Home > Uncategorized > Exxon Sellout Shines Light On NJ’s $50 Million Cap on Spill Liability

Exxon Sellout Shines Light On NJ’s $50 Million Cap on Spill Liability

Legislation To Eliminate Current $50 Million Liability Cap Stalled In NJ Senate

Christie Vetoed Legislation That Would Have Increased Cap to $1 Billion

Cap Lets Corporate Polluters Off The Hook In The Event of A Huge Spill

[Update: the Assembly version – A4258 – passed the Assembly 71-0 on May 154, 2015. No media coverage. The bill needs to be expanded for all spills/releases, not just off shore drilling.]

The Christie Administration’s $225 million sweetheart deal with Exxon – settling for less than 3 cents on the dollar of a $8.9 billion natural resource damage claim – has rightly spawned huge public outrage and scathingly critical editorials.

Today, Senate Democratic leader Senator Lesniak will hold a press conference with NY/NJ Baykeeper to kick off a public campaign to convince Superior Court Judge Hogan to reject the corrupt deal.

Senator Sweeney, in the wake of a Star Ledger report that Exxon will benefit from tax loopholes, has expressed outrage and proposed new legislation to eliminate any similar state tax breaks.
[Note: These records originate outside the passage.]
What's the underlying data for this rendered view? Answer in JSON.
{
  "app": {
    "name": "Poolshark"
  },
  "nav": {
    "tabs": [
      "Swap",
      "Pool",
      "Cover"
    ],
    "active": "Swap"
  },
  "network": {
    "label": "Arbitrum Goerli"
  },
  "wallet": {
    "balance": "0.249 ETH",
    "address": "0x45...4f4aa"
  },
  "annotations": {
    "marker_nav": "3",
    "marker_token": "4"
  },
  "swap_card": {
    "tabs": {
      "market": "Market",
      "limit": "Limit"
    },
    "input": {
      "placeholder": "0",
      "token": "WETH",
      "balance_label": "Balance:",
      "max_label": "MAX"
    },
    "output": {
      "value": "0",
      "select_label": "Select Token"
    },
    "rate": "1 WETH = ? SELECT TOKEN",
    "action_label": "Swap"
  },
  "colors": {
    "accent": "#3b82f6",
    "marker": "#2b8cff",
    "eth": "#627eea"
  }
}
The Star Ledger editorialized on that today.

Perhaps while Sweeney and Lesniak are at it, they can get Senator Smith’s bill S2172 moving and expand it to more than just drilling platforms?

That bill would eliminate the current $50 million cap on spill liability, but only for spills from off shore drilling platforms.
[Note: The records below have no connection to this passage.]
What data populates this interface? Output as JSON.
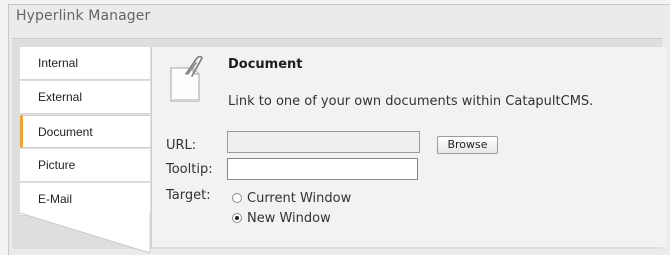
{
  "window": {
    "title": "Hyperlink Manager"
  },
  "tabs": [
    {
      "label": "Internal",
      "active": false
    },
    {
      "label": "External",
      "active": false
    },
    {
      "label": "Document",
      "active": true
    },
    {
      "label": "Picture",
      "active": false
    },
    {
      "label": "E-Mail",
      "active": false
    }
  ],
  "content": {
    "icon": "document-paperclip-icon",
    "heading": "Document",
    "description": "Link to one of your own documents within CatapultCMS.",
    "url": {
      "label": "URL:",
      "value": "",
      "disabled": true
    },
    "browse_label": "Browse",
    "tooltip": {
      "label": "Tooltip:",
      "value": ""
    },
    "target": {
      "label": "Target:",
      "options": [
        {
          "label": "Current Window",
          "selected": false
        },
        {
          "label": "New Window",
          "selected": true
        }
      ]
    }
  },
  "colors": {
    "active_tab_accent": "#e8a33a",
    "panel_bg": "#dedede",
    "content_bg": "#f2f2f2"
  }
}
There could be a pipeline rupture, a tanker or railcar crash, or a huge spill at Exxon Bayway refinery that could cause $10 billion in damages to Raritan Bay and even the Jersey shore.

In that kind of accident, under current NJ law, Exxon’s cleanup liability would be capped at $50 million.

Did you know that?

As I wrote, a bill to eliminate that $50 million cap has stalled for years in the Senate, blocked by Budget Committee Chairman Sarlo, and presumably lacks Sweeney’s support:

Although you would not know about it by reading the NJ media, last Monday (6/16/14) the Senate Environment Committee heard testimony on and released an important bill to eliminate the current $50 million liability cap on pollution discharges from off shore drilling platforms that enter NJ waters, see, S2172 (Smith, D-Middlesex).

The bill is limited in scope to drilling platforms and is a significantly scaled back version of a bill (S2108) originally introduced in the wake of the Gulf of Mexico oil well blowout. That bill would have applied to far more hazardous activities. It was heard in July 2010 and I wrote about it here:

A far narrower compromise version of that bill passed both houses of the legislature by unanimous votes, but was pocket vetoed by Governor Christie in January 2012. The Governor did not even explain why he effectively vetoed the bill.

Something to consider as legislators express outrage over Governor Christie’s Exxon NRD deal.